When you have identified a suspect process:

```bash
ps aux --sort=-%mem | head -20          # top 20 processes by memory
ps aux --sort=-%cpu | head -20          # top 20 processes by CPU
ps -eo pid,ppid,stat,cmd --forest      # process tree showing parent-child relationships
```

To see what a process is doing at the system call level:

```bash
strace -p <pid> -c                     # syscall summary (count and time per call)
strace -p <pid> -e trace=network       # only network-related syscalls
strace -p <pid> -e trace=file          # only file-related syscalls
```

To see what files and sockets a process has open:

```bash
lsof -p <pid>                          # all open files, sockets, pipes
lsof -i :8080                          # which process is using port 8080
lsof +D /var/log                       # which processes have files open in /var/log
```

## Log Investigation

Logs are where you confirm what the metrics are telling you:

```bash
journalctl -u <service> --since "30 min ago"   # recent service logs
journalctl -u <service> -p err                  # errors only
journalctl -f                                    # follow all system logs
dmesg --time-format iso | tail -100              # recent kernel messages
dmesg -T | grep -i error                         # kernel errors with human timestamps
```

`dmesg` is especially important for: OOM kills, disk errors, hardware failures, and filesystem issues. These never appear in application logs.
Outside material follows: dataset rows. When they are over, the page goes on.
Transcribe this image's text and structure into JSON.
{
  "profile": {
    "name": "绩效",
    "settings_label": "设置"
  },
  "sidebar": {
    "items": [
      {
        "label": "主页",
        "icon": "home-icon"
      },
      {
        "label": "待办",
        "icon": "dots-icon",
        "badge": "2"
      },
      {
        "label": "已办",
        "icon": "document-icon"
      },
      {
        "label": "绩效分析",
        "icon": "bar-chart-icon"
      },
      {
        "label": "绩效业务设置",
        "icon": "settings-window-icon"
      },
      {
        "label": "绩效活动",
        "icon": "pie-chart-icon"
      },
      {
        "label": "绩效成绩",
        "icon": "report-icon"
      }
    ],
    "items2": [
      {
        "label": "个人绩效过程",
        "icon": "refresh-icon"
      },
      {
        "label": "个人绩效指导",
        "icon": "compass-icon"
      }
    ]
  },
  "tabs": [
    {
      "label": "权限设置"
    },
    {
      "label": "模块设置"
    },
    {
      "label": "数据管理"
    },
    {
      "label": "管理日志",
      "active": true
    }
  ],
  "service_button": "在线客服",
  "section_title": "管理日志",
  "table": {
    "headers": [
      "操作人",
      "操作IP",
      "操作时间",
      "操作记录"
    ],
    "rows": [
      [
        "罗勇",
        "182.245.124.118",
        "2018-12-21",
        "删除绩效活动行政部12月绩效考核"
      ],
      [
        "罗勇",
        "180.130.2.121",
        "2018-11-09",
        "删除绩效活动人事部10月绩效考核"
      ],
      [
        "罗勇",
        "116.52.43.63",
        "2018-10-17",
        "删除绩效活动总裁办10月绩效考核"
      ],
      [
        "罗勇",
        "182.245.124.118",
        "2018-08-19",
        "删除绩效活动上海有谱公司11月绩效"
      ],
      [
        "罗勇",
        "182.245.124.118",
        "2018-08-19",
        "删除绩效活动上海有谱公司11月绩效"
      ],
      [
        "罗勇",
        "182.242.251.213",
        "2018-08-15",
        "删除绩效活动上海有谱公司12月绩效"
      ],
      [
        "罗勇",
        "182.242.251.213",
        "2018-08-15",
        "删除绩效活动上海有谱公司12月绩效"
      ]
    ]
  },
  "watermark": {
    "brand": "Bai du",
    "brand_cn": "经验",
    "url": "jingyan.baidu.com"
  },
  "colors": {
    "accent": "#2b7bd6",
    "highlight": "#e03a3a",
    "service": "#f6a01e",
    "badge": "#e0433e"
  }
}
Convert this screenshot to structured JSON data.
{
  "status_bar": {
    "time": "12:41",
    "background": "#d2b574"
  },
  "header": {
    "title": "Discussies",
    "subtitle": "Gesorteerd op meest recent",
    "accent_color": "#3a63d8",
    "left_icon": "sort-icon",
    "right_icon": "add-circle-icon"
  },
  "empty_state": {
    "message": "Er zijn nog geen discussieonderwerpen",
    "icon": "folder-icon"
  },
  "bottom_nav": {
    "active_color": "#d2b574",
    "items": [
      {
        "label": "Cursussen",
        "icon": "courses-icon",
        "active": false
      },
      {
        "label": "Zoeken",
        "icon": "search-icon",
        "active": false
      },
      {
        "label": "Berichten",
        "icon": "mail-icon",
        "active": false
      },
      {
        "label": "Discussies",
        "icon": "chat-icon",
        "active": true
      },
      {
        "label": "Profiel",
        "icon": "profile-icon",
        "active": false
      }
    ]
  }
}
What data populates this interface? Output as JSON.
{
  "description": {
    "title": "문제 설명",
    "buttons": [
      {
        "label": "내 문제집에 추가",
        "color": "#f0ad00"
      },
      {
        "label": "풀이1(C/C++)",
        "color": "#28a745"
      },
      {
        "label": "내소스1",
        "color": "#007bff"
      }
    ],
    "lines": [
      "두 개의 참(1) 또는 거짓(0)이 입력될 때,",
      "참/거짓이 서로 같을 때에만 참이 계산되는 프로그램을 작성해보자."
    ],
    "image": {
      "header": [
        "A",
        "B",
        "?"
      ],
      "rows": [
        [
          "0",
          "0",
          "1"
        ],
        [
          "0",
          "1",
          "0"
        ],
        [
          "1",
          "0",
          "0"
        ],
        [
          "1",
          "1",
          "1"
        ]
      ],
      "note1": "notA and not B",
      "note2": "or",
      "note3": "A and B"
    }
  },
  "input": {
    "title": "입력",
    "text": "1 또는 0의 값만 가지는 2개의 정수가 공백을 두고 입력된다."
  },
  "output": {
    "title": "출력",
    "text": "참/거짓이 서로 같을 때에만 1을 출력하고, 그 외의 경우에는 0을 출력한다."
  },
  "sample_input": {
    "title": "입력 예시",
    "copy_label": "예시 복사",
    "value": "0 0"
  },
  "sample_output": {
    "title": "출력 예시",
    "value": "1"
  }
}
Check standard log locations when journalctl does not have what you need:

```bash
/var/log/syslog          # general system log (Debian/Ubuntu)
/var/log/messages        # general system log (RHEL/CentOS)
/var/log/auth.log        # authentication events
/var/log/kern.log        # kernel messages
```

## Common Patterns and Their Diagnosis

**OOM Killer**: The kernel kills processes when memory is exhausted. Detect with:

```bash
dmesg | grep -i "oom\|out of memory"
journalctl -k | grep -i oom
```

The kernel log shows which process was killed and how much memory it was using. The OOM killer selects victims based on an `oom_score` -- processes using more memory get higher scores.

**Disk Full (Including Inodes)**: When `df -h` shows space but operations fail, check inodes with `df -i`. Also check if a deleted file is still held open by a process:

```bash
lsof +L1                # files that have been deleted but are still open
```

A common scenario: you delete a large log file, but the process still holds it open. The space is not freed until the process closes the file or is restarted.

**Zombie Processes**: Processes that have exited but whose parent has not read their exit status. They show as `Z` in `ps`. They consume no resources but do consume a PID slot. Many zombies indicate a buggy parent process.

```bash
ps aux | awk '$8 ~ /Z/ {print}'        # find zombie processes
```

**File Descriptor Exhaustion**: Processes or the system running out of file descriptors:

```bash
ulimit -n                              # current per-process limit
cat /proc/sys/fs/file-nr               # system-wide: allocated, unused, max
ls /proc/<pid>/fd | wc -l              # how many FDs a process has open
```

## The "It's Slow" Investigation

When the symptom is simply "it's slow," determine which resource is the bottleneck:

1. **CPU bound**: `top` shows high CPU usage, low `wa`. The application is compute-limited. Solutions: optimize code, add CPU cores, distribute load.
2. **I/O bound**: `top` shows high `wa` (I/O wait), `iostat` shows high `await` and `%util`. The application is waiting on disk. Solutions: faster disks (SSD/NVMe), reduce I/O (caching, better queries), spread I/O across disks.
3. **Memory bound**: high swap activity (`vmstat` si/so), low "available" in `free -h`. The system is thrashing. Solutions: add RAM, reduce memory usage, fix memory leaks.
4. **Network bound**: `nethogs` or `iftop` shows high bandwidth, or `ss` shows many connections in unusual states. Solutions: increase bandwidth, optimize payload sizes, add connection pooling.

Run through this checklist in order. The first resource showing saturation or high utilization is usually your primary bottleneck. Fix that first, then re-evaluate -- fixing one bottleneck often reveals the next.